FIG. 4 is a conceptual diagram showing an example of an arrangement and beam patterns of four radar modules LM1 to LM4 included in the vehicle-mounted radar device of FIG.

FIG. 5 is a conceptual diagram for explaining the operation of the present invention.

[Explanation of symbols]

 DB Dielectric substrate P11 to P44 Patch A1 to A4 Antenna part P Feeding part S0 to S4 Feeding line D1 to D4 PIN diode V0 to V4 Bias voltage input terminal F0 to F4 Low pass filter

Claims (3)

[Claims] 1. A planar array antenna comprising a plurality of patches arranged on a dielectric substrate, a power feeding section, and a power feeding line connecting the power feeding section and each of the patches, wherein the plurality of patches are provided. Form a plurality of antenna portions that radiate beams with different tilt angles set based on the difference in the lengths of the feed lines with respect to each, and the feed line selectively feeds power to each of the plurality of antenna portions.
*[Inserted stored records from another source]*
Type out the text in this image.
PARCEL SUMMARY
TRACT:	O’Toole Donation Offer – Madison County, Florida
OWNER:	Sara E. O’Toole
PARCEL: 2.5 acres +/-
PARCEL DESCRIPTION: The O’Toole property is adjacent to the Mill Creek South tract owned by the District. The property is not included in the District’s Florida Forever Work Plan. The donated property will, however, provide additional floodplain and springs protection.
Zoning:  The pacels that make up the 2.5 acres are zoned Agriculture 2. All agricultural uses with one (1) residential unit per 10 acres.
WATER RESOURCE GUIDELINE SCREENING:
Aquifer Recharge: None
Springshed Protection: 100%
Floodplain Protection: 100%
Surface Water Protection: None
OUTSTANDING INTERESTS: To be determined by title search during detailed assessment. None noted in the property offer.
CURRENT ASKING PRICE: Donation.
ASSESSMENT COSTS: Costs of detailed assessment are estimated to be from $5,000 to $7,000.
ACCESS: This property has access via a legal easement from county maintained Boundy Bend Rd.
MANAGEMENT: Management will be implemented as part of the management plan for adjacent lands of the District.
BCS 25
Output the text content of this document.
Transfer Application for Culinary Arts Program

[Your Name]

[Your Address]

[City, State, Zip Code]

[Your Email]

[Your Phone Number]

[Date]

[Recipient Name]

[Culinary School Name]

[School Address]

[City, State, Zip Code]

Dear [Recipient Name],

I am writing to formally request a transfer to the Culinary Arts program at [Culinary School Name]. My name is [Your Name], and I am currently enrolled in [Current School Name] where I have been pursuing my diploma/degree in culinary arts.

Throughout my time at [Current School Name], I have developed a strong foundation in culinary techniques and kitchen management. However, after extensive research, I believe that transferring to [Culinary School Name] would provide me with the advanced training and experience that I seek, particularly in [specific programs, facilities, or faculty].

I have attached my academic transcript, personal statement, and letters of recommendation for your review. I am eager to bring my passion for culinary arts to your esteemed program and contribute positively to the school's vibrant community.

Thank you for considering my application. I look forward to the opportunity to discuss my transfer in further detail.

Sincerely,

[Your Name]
A multi-beam planar array antenna, characterized in that it is provided with a power supply selecting means for starting and stopping. 2. The planar array antenna according to claim 1, wherein the feeding selection means is a diode or a transistor that is selectively made conductive. 3. The planar array according to claim 1, wherein the power feeding portion is formed so as to penetrate the dielectric substrate from a back surface to a front surface in a central portion of the dielectric substrate. antenna.